Japan Geoscience Union Meeting 2016

Presentation information

Oral

Symbol P (Space and Planetary Sciences) » P-EM Solar-Terrestrial Sciences, Space Electromagnetism & Space Environment

[P-EM19] Heliosphere and Interplanetary Space

Wed. May 25, 2016 10:45 AM - 12:15 PM 302 (3F)

Convener:*Ken Tsubouchi(Tokyo Institute of Technology), Masaki N Nishino(Institute for Space-Earth Environmental Research, Nagoya University), Yasuhiro Nariyuki(Faculty of Human Development, University of Toyama), Chair:Daikou Shiota(Institute for Space and Earth Environmental Research, Nagoya University)

10:45 AM - 11:00 AM

[PEM19-01] Microinstabilities in a supercritical perpendicular shock revisited

*Shuichi Matsukiyo1, Takayuki Umeda2 (1.Kyushu University, 2.Nagoya University)

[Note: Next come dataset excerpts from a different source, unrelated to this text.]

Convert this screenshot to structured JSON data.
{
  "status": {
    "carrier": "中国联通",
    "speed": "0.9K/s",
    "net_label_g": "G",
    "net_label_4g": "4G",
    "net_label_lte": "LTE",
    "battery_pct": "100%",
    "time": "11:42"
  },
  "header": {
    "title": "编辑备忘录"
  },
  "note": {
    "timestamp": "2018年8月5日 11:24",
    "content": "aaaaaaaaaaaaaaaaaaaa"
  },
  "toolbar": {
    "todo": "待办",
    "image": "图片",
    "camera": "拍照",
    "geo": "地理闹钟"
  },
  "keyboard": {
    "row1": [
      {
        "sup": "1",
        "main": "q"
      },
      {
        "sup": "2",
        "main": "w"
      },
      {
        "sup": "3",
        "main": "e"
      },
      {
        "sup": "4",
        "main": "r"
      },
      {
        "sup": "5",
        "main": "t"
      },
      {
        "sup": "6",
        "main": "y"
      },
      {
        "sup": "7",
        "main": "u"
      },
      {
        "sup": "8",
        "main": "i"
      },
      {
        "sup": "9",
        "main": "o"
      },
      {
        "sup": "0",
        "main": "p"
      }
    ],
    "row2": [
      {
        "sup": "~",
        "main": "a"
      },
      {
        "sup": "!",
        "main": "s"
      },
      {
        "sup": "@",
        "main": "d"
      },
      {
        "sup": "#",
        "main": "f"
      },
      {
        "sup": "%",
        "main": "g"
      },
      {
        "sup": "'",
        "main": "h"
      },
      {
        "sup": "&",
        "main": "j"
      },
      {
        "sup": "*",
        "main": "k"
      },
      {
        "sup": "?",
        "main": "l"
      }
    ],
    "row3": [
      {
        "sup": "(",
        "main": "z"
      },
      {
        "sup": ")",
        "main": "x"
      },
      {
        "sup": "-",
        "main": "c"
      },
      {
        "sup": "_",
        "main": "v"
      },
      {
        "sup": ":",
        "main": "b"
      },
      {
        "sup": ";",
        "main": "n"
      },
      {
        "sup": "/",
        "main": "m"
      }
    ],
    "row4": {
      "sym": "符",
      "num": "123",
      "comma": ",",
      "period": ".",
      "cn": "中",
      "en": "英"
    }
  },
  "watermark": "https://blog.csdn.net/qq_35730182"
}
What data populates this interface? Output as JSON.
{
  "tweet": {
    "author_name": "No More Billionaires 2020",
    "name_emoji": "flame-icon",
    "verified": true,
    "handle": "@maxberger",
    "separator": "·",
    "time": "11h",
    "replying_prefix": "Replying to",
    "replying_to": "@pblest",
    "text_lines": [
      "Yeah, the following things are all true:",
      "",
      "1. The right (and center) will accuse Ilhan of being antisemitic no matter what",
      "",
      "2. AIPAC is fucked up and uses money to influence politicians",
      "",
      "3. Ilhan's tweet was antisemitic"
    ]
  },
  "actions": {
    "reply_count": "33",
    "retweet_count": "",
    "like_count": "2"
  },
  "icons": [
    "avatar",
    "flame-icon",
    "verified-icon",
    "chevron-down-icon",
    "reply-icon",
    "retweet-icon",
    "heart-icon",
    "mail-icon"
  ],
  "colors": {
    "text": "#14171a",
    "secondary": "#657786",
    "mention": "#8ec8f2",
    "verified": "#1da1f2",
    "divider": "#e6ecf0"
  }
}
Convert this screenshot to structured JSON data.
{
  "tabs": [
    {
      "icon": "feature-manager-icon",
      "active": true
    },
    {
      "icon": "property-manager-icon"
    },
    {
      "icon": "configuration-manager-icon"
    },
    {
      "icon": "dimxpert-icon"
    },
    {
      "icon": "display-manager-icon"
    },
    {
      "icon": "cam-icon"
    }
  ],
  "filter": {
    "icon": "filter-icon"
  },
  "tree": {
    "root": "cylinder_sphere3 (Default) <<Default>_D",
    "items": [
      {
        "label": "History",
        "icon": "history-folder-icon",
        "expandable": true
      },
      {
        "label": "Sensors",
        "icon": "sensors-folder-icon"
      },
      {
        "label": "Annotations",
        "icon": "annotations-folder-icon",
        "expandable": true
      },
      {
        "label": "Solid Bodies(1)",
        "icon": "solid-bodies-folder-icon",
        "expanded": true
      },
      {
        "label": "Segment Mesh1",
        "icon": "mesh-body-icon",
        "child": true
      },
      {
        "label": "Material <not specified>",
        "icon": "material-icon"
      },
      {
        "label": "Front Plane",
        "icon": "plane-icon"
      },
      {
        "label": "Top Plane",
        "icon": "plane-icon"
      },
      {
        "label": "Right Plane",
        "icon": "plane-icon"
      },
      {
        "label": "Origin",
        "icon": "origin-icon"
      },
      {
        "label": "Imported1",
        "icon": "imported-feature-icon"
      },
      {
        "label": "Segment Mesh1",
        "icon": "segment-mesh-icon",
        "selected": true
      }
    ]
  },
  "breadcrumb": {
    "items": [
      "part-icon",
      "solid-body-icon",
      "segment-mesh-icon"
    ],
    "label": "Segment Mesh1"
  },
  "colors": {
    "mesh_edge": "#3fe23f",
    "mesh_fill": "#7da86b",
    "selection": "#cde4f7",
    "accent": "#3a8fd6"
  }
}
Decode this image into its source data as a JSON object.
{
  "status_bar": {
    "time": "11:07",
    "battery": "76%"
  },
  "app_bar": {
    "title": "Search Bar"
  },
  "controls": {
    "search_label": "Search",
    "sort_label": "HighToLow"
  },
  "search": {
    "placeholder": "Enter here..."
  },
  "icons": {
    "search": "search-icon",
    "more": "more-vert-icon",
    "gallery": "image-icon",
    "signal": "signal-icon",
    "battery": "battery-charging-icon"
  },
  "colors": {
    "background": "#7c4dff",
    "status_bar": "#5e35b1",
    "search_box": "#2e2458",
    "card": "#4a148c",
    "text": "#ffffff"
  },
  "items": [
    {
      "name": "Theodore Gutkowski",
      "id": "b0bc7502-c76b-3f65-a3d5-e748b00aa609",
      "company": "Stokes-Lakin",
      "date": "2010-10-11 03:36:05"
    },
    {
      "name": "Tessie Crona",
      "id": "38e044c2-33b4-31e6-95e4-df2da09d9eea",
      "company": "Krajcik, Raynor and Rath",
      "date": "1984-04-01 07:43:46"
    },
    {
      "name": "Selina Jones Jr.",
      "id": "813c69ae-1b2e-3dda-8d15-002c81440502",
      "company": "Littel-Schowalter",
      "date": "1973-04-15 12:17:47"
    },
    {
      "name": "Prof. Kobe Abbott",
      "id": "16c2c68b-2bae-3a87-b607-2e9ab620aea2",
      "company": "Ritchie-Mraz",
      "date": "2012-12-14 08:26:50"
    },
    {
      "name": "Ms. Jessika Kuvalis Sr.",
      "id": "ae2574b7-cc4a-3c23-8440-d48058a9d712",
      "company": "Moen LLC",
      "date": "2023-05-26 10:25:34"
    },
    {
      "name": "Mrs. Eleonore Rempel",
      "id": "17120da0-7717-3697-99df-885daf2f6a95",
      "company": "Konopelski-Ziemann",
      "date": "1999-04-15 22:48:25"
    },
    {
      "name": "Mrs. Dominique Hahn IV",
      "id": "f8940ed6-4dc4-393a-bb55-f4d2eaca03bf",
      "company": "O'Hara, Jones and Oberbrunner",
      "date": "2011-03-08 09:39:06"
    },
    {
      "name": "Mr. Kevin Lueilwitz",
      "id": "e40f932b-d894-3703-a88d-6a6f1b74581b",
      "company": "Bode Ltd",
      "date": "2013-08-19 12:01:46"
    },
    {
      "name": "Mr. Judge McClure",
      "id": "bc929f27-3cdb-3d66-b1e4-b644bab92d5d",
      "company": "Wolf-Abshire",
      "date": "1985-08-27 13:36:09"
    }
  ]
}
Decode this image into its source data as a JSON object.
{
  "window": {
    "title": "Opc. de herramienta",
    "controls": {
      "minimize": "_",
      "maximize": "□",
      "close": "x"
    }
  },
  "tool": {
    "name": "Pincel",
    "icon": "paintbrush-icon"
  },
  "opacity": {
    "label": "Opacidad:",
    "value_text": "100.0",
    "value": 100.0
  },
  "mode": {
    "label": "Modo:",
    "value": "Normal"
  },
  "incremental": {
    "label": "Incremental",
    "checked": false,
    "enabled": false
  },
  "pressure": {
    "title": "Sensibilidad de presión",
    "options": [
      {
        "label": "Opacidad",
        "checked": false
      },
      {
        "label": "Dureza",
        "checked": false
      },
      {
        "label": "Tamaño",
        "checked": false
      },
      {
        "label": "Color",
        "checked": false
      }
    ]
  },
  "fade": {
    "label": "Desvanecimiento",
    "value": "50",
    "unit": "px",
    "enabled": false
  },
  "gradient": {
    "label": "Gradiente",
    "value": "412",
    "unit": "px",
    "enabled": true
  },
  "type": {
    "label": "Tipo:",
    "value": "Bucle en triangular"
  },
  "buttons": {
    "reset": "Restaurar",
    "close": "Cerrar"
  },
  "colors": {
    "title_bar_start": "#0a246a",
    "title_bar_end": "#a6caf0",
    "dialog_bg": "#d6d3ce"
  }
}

Keywords:collisionless shock, microinstability, numerical simulation

It is considered that reflected ions play decisive roles in the dissipation processes at a supercritical collisionless shock. Local non-equilibrium plasma distribution function in the foot of a perpendicular shock leads to a variety of microscale instabilities. Two of the major instabilities which have been extensively studied for the parameters of typical heliospheric shocks are the electron cyclotron-drift instability and the modified two-stream instability. They have been often discussed separately, because of the large difference in dominant wave frequency between them. Although only a few of the past studies tried to examine the nonlinear evolutions and competing processes of them, the physical parameters used in the past numerical simulations were not realisitic. The relative importance of the instabilities may be a function of ion-to-electron mass ratio as well as the ratio of electron plasma to cyclotron frequiencies, while these two ratios are hard to be simultaneously realistic in a full particle-in-cell simulation due to the limited computational resources.
In this study microinstabilities in the foot of a supercritical perpendicular shock is revisited. We perform a number of local simulations representing a part of the foot region with systematically changing the two ratios, mass ratio and frequency ratio, by using two-dimensional full particle-in-cell code. The foot plasma is assumed to be consist of incoming ions, electrons, and reflected ions. The system size is smaller than ion gyro radius in X, which is parallel to the shock normal, and a few times ion inertial length in Y, which is along a shock surface and the ambient magnetic field. The boundary conditions are periodic in both directions. We will report the results of the simulations in which the mass ratio and the frequency ratio are systematically varied with fixing the local Alfven Mach number, plasma beta, and relative density of the reflected ions.